We need to prepare ourselves and our subjects for a wide range of potential reactions. But it’s not just your subjects who are exposed through footage—it’s also you. According to Johnson, our footage is “a mirror of us as filmmakers as much as it's a mirror of the people who we are filming.” She warned fellow filmmakers to be aware that common purpose can quickly turn into deep misunderstanding.

Pray the Devil Back to HellGini Reticker's 'Pray the Devil Back to Hell,' shot by Kirsten Johnson, is about Liberian women who worked to end their country's civil war.

You can’t know everything

One of Johnson’s most profound statements of the afternoon: "I guarantee you, all of you think you're making a film about something, and you will make a film about something else."

This idea circled back to her assertion about the hubris of filmmaking.
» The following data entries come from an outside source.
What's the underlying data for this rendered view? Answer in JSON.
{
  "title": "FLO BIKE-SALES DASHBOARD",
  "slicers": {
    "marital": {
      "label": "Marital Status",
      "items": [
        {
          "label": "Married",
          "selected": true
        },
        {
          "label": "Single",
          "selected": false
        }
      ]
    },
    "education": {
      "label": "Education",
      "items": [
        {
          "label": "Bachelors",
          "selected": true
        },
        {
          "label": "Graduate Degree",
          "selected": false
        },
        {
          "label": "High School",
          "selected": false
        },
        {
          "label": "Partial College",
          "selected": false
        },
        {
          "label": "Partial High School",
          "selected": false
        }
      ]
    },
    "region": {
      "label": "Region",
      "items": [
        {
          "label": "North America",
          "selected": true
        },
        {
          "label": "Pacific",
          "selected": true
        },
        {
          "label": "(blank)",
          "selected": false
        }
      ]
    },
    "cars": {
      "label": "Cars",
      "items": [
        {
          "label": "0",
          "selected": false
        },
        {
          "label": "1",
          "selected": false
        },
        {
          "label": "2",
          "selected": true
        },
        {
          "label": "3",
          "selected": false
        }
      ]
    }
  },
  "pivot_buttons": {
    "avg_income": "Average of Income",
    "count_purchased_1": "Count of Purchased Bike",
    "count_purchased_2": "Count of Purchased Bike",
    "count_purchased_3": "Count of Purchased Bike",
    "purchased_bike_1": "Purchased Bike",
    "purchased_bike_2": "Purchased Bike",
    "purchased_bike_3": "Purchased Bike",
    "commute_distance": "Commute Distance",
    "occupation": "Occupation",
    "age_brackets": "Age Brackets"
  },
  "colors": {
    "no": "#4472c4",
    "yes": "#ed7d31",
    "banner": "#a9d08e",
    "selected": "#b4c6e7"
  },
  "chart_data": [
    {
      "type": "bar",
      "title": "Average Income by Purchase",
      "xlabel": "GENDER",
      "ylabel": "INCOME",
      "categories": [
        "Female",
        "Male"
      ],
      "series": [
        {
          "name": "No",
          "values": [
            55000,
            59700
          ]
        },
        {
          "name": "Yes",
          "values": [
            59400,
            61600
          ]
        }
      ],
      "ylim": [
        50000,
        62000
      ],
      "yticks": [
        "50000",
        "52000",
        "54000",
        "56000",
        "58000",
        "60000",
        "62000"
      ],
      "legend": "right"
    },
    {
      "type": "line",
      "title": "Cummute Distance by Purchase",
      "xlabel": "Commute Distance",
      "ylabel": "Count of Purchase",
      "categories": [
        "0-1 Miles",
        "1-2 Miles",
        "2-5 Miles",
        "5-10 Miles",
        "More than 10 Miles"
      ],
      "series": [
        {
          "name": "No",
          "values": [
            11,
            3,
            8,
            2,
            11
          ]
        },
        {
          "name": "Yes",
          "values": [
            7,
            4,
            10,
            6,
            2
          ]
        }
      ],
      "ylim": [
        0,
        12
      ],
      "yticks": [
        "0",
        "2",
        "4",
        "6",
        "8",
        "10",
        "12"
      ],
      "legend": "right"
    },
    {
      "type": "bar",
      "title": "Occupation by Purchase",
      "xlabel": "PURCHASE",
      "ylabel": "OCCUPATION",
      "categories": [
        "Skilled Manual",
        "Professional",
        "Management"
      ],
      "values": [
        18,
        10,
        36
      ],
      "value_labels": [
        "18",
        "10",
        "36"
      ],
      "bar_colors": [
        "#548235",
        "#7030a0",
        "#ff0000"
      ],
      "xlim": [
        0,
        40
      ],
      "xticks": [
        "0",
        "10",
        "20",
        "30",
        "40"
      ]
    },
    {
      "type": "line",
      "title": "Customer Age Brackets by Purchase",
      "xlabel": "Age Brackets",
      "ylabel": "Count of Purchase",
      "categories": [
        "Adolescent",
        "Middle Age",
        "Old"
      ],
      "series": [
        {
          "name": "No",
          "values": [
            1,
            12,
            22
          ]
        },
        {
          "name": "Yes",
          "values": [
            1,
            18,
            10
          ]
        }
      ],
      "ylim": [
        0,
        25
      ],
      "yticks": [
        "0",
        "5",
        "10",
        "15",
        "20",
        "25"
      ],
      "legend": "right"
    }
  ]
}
It’s not just that we believe we can adequately and truthfully tell other people’s stories, but that we have to make decisions about what to leave in and what to take out—decisions which get skewed through our own perspectives on the world.

"We think we know what a film can be and what the world needs to be, and then we're encountering the evidence and complexity of what it actually is," she said. This gets compounded by the fact that we have such intimate relationships with our subjects. "Your naiveté of the other person's reality is acute because sometimes you're really deep in. You can see someone's eyeball because the camera lens can take you so close."

Johnson paid heed to the fact that it can also serve your story well to be an outsider—for example, if you need a critical eye to expose corruption in a situation where the insiders can't talk about it. However, she cautioned, "A lot of times, you're a clueless outsider projecting all kinds of things onto the people you're filming and you're telling a false tale."

"What do we do with this moment in history that we're in? Why are we all trying to make films and why are people letting themselves be filmed?"

Keep asking questions

In order to combat the danger of "telling a false tale," Johnson advised to continuously analyze and gain perspective on your own work. In fact, that is part of why Johnson made Cameraperson.

"In some ways," she said, "the gesture of making this film is simply to say all of this mattered to me. It still matters to me, and I am holding up the incompleteness and inadequacies of it and the struggle of it and trying to bring the discussion into a larger place.” The discussion that she is engaging her fellow filmmakers in, along with her audience at large, revolves around the very nature of making media.

Johnson may as well have been speaking directly to the No Film School community when she declared, "It's amazing that all of you are filmmakers. It's amazing that everybody in the world has a camera. What's going to happen? We're all struggling with this thing. What do we do with this moment in history that we're in? Why are we all trying to make films and why are people letting themselves be filmed?"

By transparently sharing her process and continuing to ask questions, Johnson has done a service for our industry, allowing both novice and veteran filmmakers to learn from her impressive career.